MicroSoft COCO format

Another popular export format is MicroSoft COCO. The COCO format uses JSON files to save references to images and annotations. The format includes the images and annotations in the fields of a single JSON file, along with information on the dataset and licenses. In contrast to some other formats, references to all collected images and all associated annotations go in the same file.

You should create a JSON dictionary similar to the following example:

simulation_dataset = {
    "info": {},

    "licenses": [
    {
        "url": "http://creativecommons.org/licenses/by-nc-sa/2.0/",
        "id": 1,
        "name": "Attribution-NonCommercial-ShareAlike License"
    }],

    "images": [...,
        {
        "license": 1,
        "file_name": "023235.png",
        "height": 600,
        "width": 800,
        "date_captured": "2022-04-14 17:02:52",
        "id": 23235
    },
        ...
    ],

    "categories": [...
        {"supercategory": "vehicle", "id": 10, "name": "vehicle" },
    ...],

    "annotations": [
        ...,
        {
            "segmentation": [],
            "area": 9262.89,
            "iscrowd": 0,
            "image_id": 23235,
            "bbox": [503.3, 310.4, 118.3, 78.3]
        },
        ...
    ]
}

The info and licenses sections should be filled accordingly or left empty.

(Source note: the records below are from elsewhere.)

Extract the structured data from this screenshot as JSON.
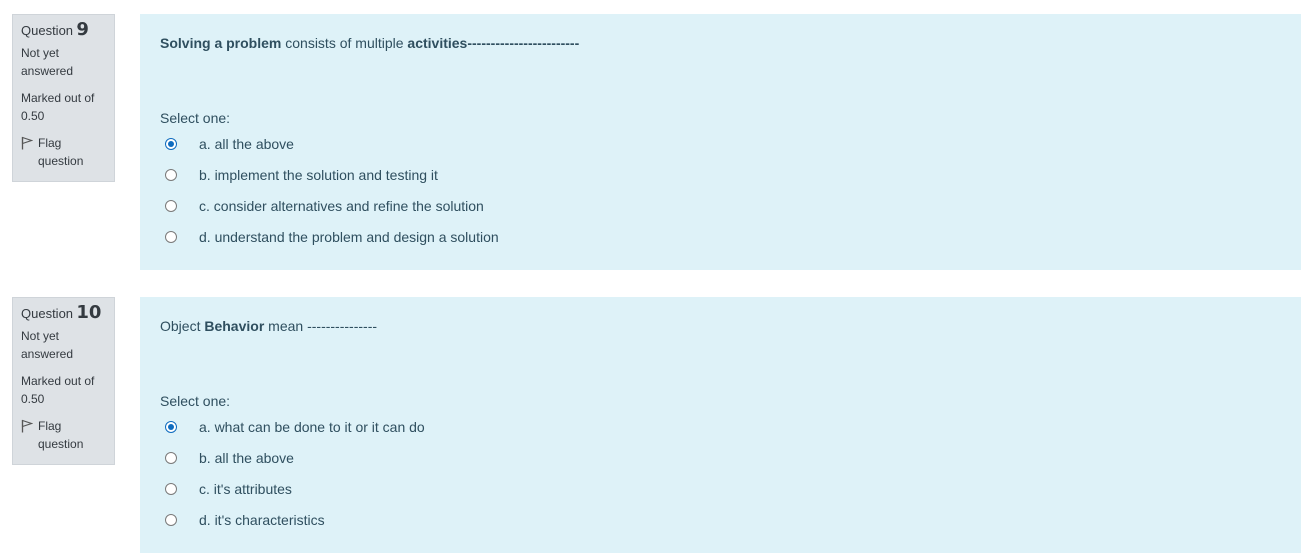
{
  "questions": [
    {
      "qno_label": "Question",
      "qno": "9",
      "state": "Not yet answered",
      "grade": "Marked out of 0.50",
      "flag_label": "Flag question",
      "text_parts": [
        {
          "text": "Solving a problem",
          "bold": true
        },
        {
          "text": " consists of multiple ",
          "bold": false
        },
        {
          "text": "activities",
          "bold": true
        },
        {
          "text": "------------------------",
          "bold": false
        }
      ],
      "prompt": "Select one:",
      "answers": [
        {
          "label": "a. all the above",
          "checked": true
        },
        {
          "label": "b. implement the solution and testing it",
          "checked": false
        },
        {
          "label": "c. consider alternatives and refine the solution",
          "checked": false
        },
        {
          "label": "d. understand the problem and design a solution",
          "checked": false
        }
      ]
    },
    {
      "qno_label": "Question",
      "qno": "10",
      "state": "Not yet answered",
      "grade": "Marked out of 0.50",
      "flag_label": "Flag question",
      "text_parts": [
        {
          "text": "Object ",
          "bold": false
        },
        {
          "text": "Behavior",
          "bold": true
        },
        {
          "text": " mean ---------------",
          "bold": false
        }
      ],
      "prompt": "Select one:",
      "answers": [
        {
          "label": "a. what can be done to it or it can do",
          "checked": true
        },
        {
          "label": "b. all the above",
          "checked": false
        },
        {
          "label": "c. it's attributes",
          "checked": false
        },
        {
          "label": "d. it's characteristics",
          "checked": false
        }
      ]
    }
  ],
  "colors": {
    "info_bg": "#dee2e6",
    "content_bg": "#def2f8",
    "radio_checked": "#0f6cbf",
    "text": "#2f4f5f"
  }
}
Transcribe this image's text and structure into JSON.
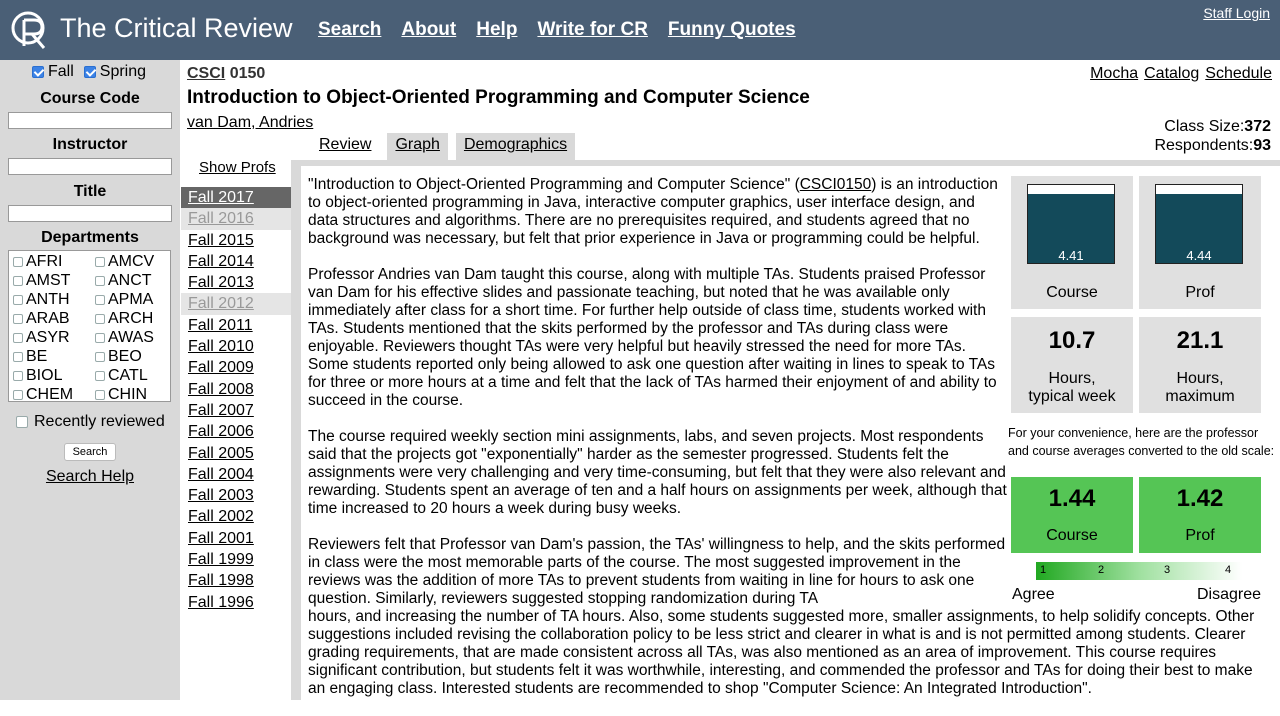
{
  "header": {
    "logo_text": "CR",
    "site_title": "The Critical Review",
    "nav": [
      "Search",
      "About",
      "Help",
      "Write for CR",
      "Funny Quotes"
    ],
    "staff_login": "Staff Login"
  },
  "sidebar": {
    "fall_label": "Fall",
    "spring_label": "Spring",
    "course_code_label": "Course Code",
    "instructor_label": "Instructor",
    "title_label": "Title",
    "departments_label": "Departments",
    "departments": [
      "AFRI",
      "AMCV",
      "AMST",
      "ANCT",
      "ANTH",
      "APMA",
      "ARAB",
      "ARCH",
      "ASYR",
      "AWAS",
      "BE",
      "BEO",
      "BIOL",
      "CATL",
      "CHEM",
      "CHIN"
    ],
    "recently_reviewed": "Recently reviewed",
    "search_button": "Search",
    "search_help": "Search Help"
  },
  "course": {
    "dept": "CSCI",
    "number": "0150",
    "title": "Introduction to Object-Oriented Programming and Computer Science",
    "instructor": "van Dam, Andries",
    "links": [
      "Mocha",
      "Catalog",
      "Schedule"
    ],
    "class_size_label": "Class Size:",
    "class_size": "372",
    "respondents_label": "Respondents:",
    "respondents": "93"
  },
  "tabs": [
    "Review",
    "Graph",
    "Demographics"
  ],
  "show_profs": "Show Profs",
  "semesters": [
    {
      "label": "Fall 2017",
      "state": "active"
    },
    {
      "label": "Fall 2016",
      "state": "muted"
    },
    {
      "label": "Fall 2015",
      "state": ""
    },
    {
      "label": "Fall 2014",
      "state": ""
    },
    {
      "label": "Fall 2013",
      "state": ""
    },
    {
      "label": "Fall 2012",
      "state": "muted"
    },
    {
      "label": "Fall 2011",
      "state": ""
    },
    {
      "label": "Fall 2010",
      "state": ""
    },
    {
      "label": "Fall 2009",
      "state": ""
    },
    {
      "label": "Fall 2008",
      "state": ""
    },
    {
      "label": "Fall 2007",
      "state": ""
    },
    {
      "label": "Fall 2006",
      "state": ""
    },
    {
      "label": "Fall 2005",
      "state": ""
    },
    {
      "label": "Fall 2004",
      "state": ""
    },
    {
      "label": "Fall 2003",
      "state": ""
    },
    {
      "label": "Fall 2002",
      "state": ""
    },
    {
      "label": "Fall 2001",
      "state": ""
    },
    {
      "label": "Fall 1999",
      "state": ""
    },
    {
      "label": "Fall 1998",
      "state": ""
    },
    {
      "label": "Fall 1996",
      "state": ""
    }
  ],
  "review": {
    "p1_before": "\"Introduction to Object-Oriented Programming and Computer Science\" (",
    "p1_link": "CSCI0150",
    "p1_after": ") is an introduction to object-oriented programming in Java, interactive computer graphics, user interface design, and data structures and algorithms. There are no prerequisites required, and students agreed that no background was necessary, but felt that prior experience in Java or programming could be helpful.",
    "p2": "Professor Andries van Dam taught this course, along with multiple TAs. Students praised Professor van Dam for his effective slides and passionate teaching, but noted that he was available only immediately after class for a short time. For further help outside of class time, students worked with TAs. Students mentioned that the skits performed by the professor and TAs during class were enjoyable. Reviewers thought TAs were very helpful but heavily stressed the need for more TAs. Some students reported only being allowed to ask one question after waiting in lines to speak to TAs for three or more hours at a time and felt that the lack of TAs harmed their enjoyment of and ability to succeed in the course.",
    "p3": "The course required weekly section mini assignments, labs, and seven projects. Most respondents said that the projects got \"exponentially\" harder as the semester progressed. Students felt the assignments were very challenging and very time-consuming, but felt that they were also relevant and rewarding. Students spent an average of ten and a half hours on assignments per week, although that time increased to 20 hours a week during busy weeks.",
    "p4a": "Reviewers felt that Professor van Dam's passion, the TAs' willingness to help, and the skits performed in class were the most memorable parts of the course. The most suggested improvement in the reviews was the addition of more TAs to prevent students from waiting in line for hours to ask one question. Similarly, reviewers suggested stopping randomization during TA",
    "p4b": "hours, and increasing the number of TA hours. Also, some students suggested more, smaller assignments, to help solidify concepts. Other suggestions included revising the collaboration policy to be less strict and clearer in what is and is not permitted among students. Clearer grading requirements, that are made consistent across all TAs, was also mentioned as an area of improvement. This course requires significant contribution, but students felt it was worthwhile, interesting, and commended the professor and TAs for doing their best to make an engaging class. Interested students are recommended to shop \"Computer Science: An Integrated Introduction\"."
  },
  "stats": {
    "course_score": "4.41",
    "course_fraction": 0.882,
    "course_label": "Course",
    "prof_score": "4.44",
    "prof_fraction": 0.888,
    "prof_label": "Prof",
    "hours_typical": "10.7",
    "hours_typical_label_1": "Hours,",
    "hours_typical_label_2": "typical week",
    "hours_max": "21.1",
    "hours_max_label_1": "Hours,",
    "hours_max_label_2": "maximum",
    "convenience_note": "For your convenience, here are the professor and course averages converted to the old scale:",
    "old_course": "1.44",
    "old_course_label": "Course",
    "old_prof": "1.42",
    "old_prof_label": "Prof",
    "scale_ticks": [
      "1",
      "2",
      "3",
      "4"
    ],
    "agree": "Agree",
    "disagree": "Disagree",
    "bar_color": "#134a5a",
    "green_color": "#55c555"
  }
}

The images from your simulation should be stored in an array in the images field of the dictionary. The bounding boxes should be stored in the annotations field of the dictionary with the matching image_id. The bounding box is stored as [x_min, y_min, width, height].

The Python JSON library can then be used to save the dictionary as a JSON file:

import json

with open('simulation_data.json', 'w') as json_file:
    json.dump(simulation_dataset, json_file)

More details about the COCO data format can be found here

It should be noted that in this tutorial we have not accounted for overlapping bounding boxes. Additional work would be required in order to identify foreground bounding boxes in the case where they overlap.